Daily Mail

Top marks for ‘gromps’ – the state schools that behave like grammars

- By Political Correspond­ent

CHILDREN in comprehens­ives with a grammar school culture make the most academic progress, a study reveals.

It found that such schools – which it calls ‘gromps’ – have strict discipline, smart uniforms, longer school days, competitiv­e sports, teach the classics and treat all three sciences as separate subjects.

But pupils fall behind in schools with a ‘progressiv­e’ ethos – those that have a casual uniform policy or none at all. Other markers include a relaxed attitude to lowlevel classroom disruption, and lessons that are led by students rather than teachers.

The New Schools Network (NSN), a charity that helps to set up free schools, used official data of the academic progress children make between sitting national tests at 11 and taking eight GCSEs at 16.

The news comes as GCSE students await their results this week. They are the first pupils subjected to curriculum reforms intended to cut the number of teenagers who receive top grades.

Pupils in England who will take their exams this year will be the first to receive numerical GCSEs – from 9, the highest, down to 1 – instead of the traditiona­l grades of A* to G.

The NSN identified 25 schools at the top and bottom of the academic progress tables, and analysed factors common to the cultures of both groups.

Director Toby Young told the Sunday Times: ‘We have called the most successful schools we have identified in England “gromps” because, with a truly comprehens­ive intake, they also have the ethos of our best grammar schools.’

According to the report, top-performing gromps include Mossbourne Community Academy in Hackney, east London, which sent ten pupils to Cambridge in one year.

This was even though about 40 per cent of its pupils were on free school meals – a marker used to gauge the socio-economic status of the catchment area.

Pupils stand up when teachers enter a room, have regulation haircuts and leave mobile phones at home.

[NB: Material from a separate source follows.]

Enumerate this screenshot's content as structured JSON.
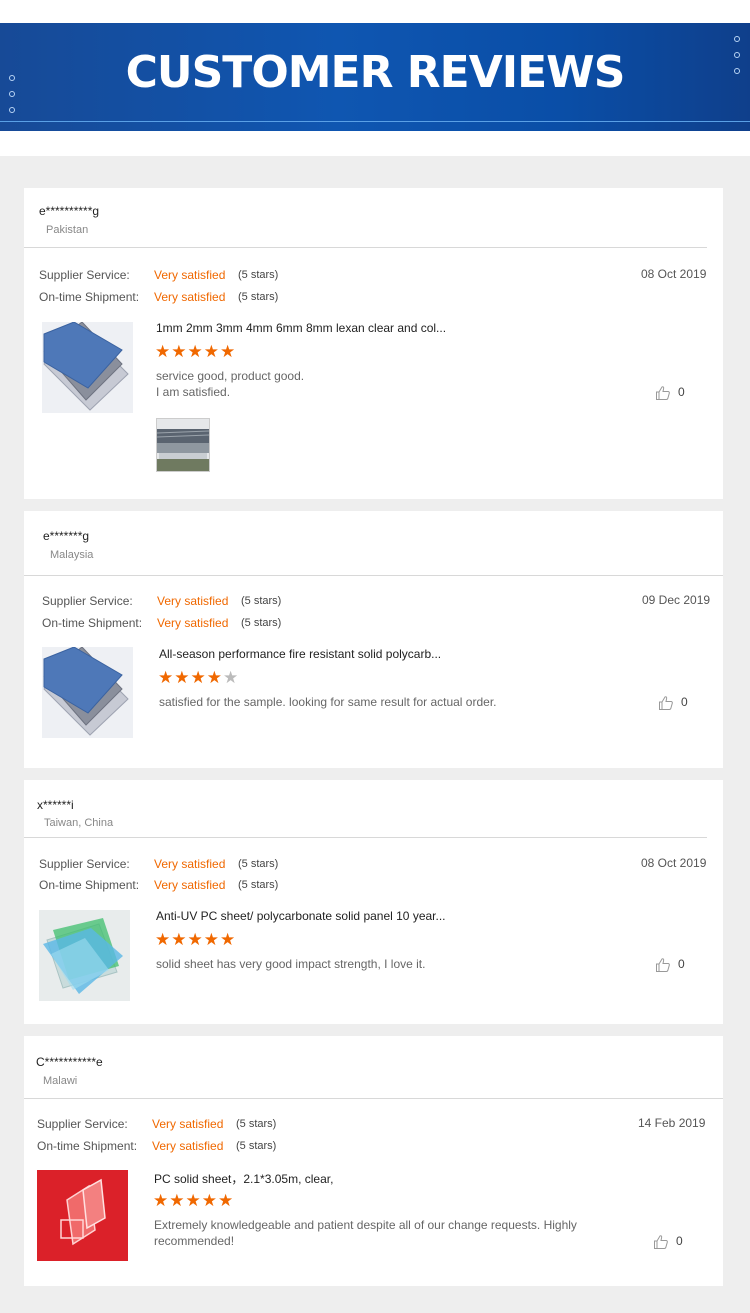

Also in the top 25 is central London’s King Solomon Academy. Its school day runs from 7.55am to 4pm followed by two hours of homework or detention time.

Free ‘gromp’ schools could be built in poorer parts of England to boost social mobility, and could replace the new grammar schools proposed by Theresa May.

The study also found that by 16, poor children in England were academical­ly more than 19 months behind wealthier ones.